The problem lies in the fact that international community and the IAEA are too focused on Iran's covert nuclear program, and are giving insufficient attention to its potentially much more dangerous overt nuclear program. In an analysis paper, entitled "Iran: Breaking Out Without Quite Breaking the Rules?", the Nonproliferation Policy Education Center (NPEC) reaches this chilling conclusion about the radical Islamic regime's efforts to develop nuclear weapons: "Iran can come within weeks of acquiring a large arsenal of weapons without breaking the rules of the NPT or IAEA and perhaps do so even sooner than when it might get its first covert bomb."

According to the NPEC (one of nation's leading research organizations on nuclear proliferation issues), "if Iran's overt program all stays on schedule, Tehran, in fact, could get a large arsenal of nuclear weapons -- 50 to 75 bombs by 2006." It could do this by operating its Russian-built light-water reactor (LWR) at Bushehr for 12-15 months.
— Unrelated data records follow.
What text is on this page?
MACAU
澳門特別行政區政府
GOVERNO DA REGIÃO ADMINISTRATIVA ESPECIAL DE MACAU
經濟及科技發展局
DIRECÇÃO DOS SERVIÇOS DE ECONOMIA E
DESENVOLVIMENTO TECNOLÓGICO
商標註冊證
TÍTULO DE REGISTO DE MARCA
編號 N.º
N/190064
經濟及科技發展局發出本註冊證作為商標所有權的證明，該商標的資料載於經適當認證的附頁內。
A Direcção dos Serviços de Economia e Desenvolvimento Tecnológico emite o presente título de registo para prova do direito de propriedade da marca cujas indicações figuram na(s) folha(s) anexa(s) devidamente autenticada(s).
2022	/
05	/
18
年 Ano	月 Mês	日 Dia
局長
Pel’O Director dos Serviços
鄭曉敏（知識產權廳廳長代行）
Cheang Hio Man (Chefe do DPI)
It could then chemically separate the plutonium from the spent fuel and convert it into metal. "Metal conversion and the chemical separation of the plutonium from the spent fuel might take an additional 12-16...weeks beyond the time Iran extracts the spent fuel from the LWR," the NPEC analysis observes. "Under the Nuclear Nonproliferation Treaty, all of this is legal. It is also legal under the NPT for Iran to make as many implosion devices (sans fissile cores) as one might want and have them ready to receive metal plutonium cores. At this point, some time by or before 2006, Iran could break out of the NPT and have a large arsenal of weapons in a matter of weeks or days."

By contrast, Tehran's efforts to use centrifuges to enrich natural uranium to weapons grade (a major focus of the IAEA's current inspections efforts) play a secondary role, functioning as a nuclear insurance policy: they could produce a much smaller number of atomic weapons for Iran-- 2-6 a year by the end of 2006, the NPEC concludes. The bottom line is that we may be much closer to an Iranian A-bomb (which could pose a tremendous danger to international peace and stability) than policy-makers and the public realize.